The questions are basic trivia material, but the contestants go for it with gusto, especially the ladies. Loretta in this clip seems right out of game show contestant casting, making a running commentary the whole time and reacting to everything. In the beginning, her hapless partner Jim rolls a 3, which means she has to go tot eh "Back 3 Spaces" square and return to the starting point. She pouts in a friendly sort of way that she actually has to go through the motions of walking it out. 

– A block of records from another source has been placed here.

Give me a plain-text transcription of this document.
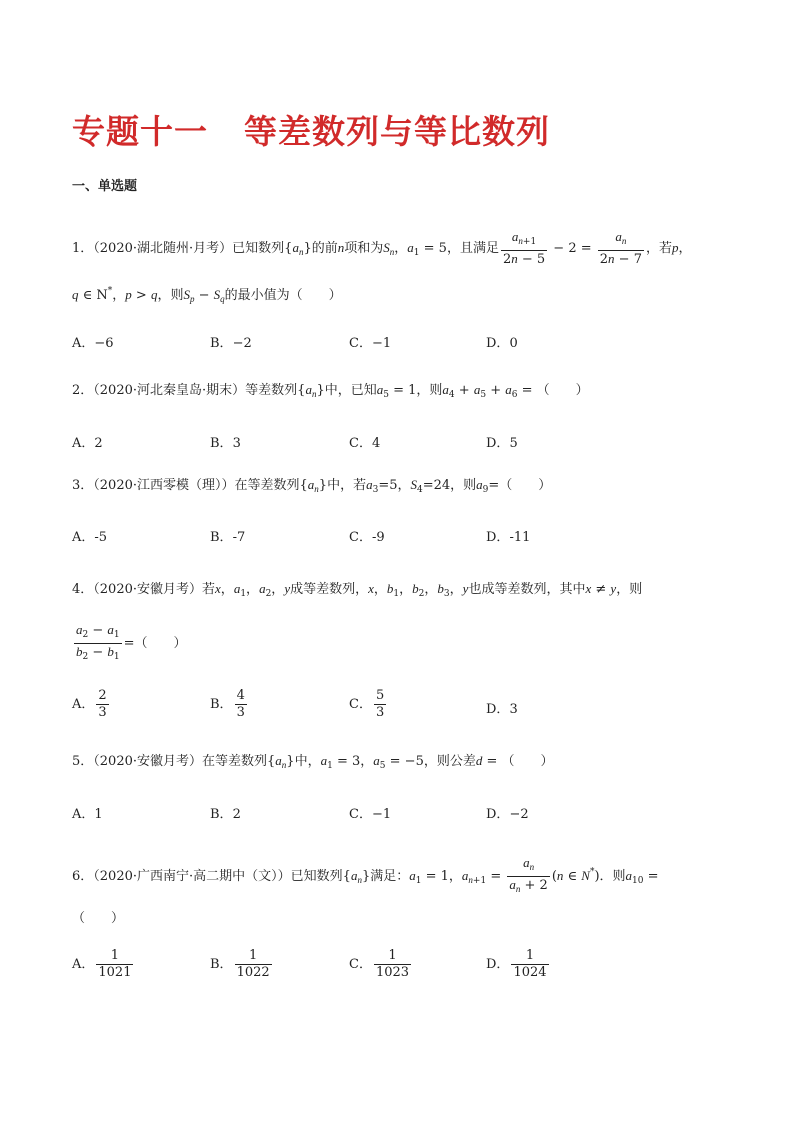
专题十一 等差数列与等比数列
一、单选题
1．（2020·湖北随州·月考）已知数列$\{a_n\}$的前n项和为$S_n$，$a_1 = 5$，且满足 $\frac{a_{n+1}}{2n - 5} - 2 = \frac{a_n}{2n - 7}$ ，若p，
q ∈ N*，p > q，则$S_p - S_q$的最小值为（　　）
A．−6	B．−2	C．−1	D．0
2．（2020·河北秦皇岛·期末）等差数列$\{a_n\}$中，已知$a_5 = 1$，则$a_4 + a_5 + a_6$ = （　　）
A．2	B．3	C．4	D．5
3．（2020·江西零模（理））在等差数列$\{a_n\}$中，若$a_3=5$，$S_4=24$，则$a_9=$（　　）
A．-5	B．-7	C．-9	D．-11
4．（2020·安徽月考）若x，$a_1$，$a_2$，y成等差数列，x，$b_1$，$b_2$，$b_3$，y也成等差数列，其中x ≠ y，则
$\frac{a_2 - a_1}{b_2 - b_1}$ =（　　）
A． $\frac{2}{3}$	B． $\frac{4}{3}$	C． $\frac{5}{3}$	D．3
5．（2020·安徽月考）在等差数列$\{a_n\}$中，$a_1 = 3$，$a_5 = -5$，则公差d = （　　）
A．1	B．2	C．−1	D．−2
6．（2020·广西南宁·高二期中（文））已知数列$\{a_n\}$满足：$a_1 = 1$，$a_{n+1} = \frac{a_n}{a_n + 2} (n$ ∈ N*)．则$a_{10}$ =
（　　）
A． $\frac{1}{1021}$	B． $\frac{1}{1022}$	C． $\frac{1}{1023}$	D． $\frac{1}{1024}$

There are multiple awkward moments like this that you don't often see in more polished game shows. Sure, you get bloopers all the time on, say, Family Feud, but you don't see ill-conceived spots like when the woman on the track, after choosing "Brawn" over "Brains," attempts the physical challenge of...peeling two oranges with her bare hands in 15 seconds? Not only is it not even captured well visually, there isn't any kind of timer on the screen. The whole thing just ends, and everyone laughs it off and goes back to the trivia, die rolling, and dashing.

Is the dashing MAD? No, but it sure is goofy, and that is good enough for me to want to see more examples of this. The book TV North calls it a syndicated show from 1979, but the credits clearly show it was on CTV, and Wikipedia says it ran from 1978-1981. A few full episodes are on YouTube. Someone salvage the rest and put them up!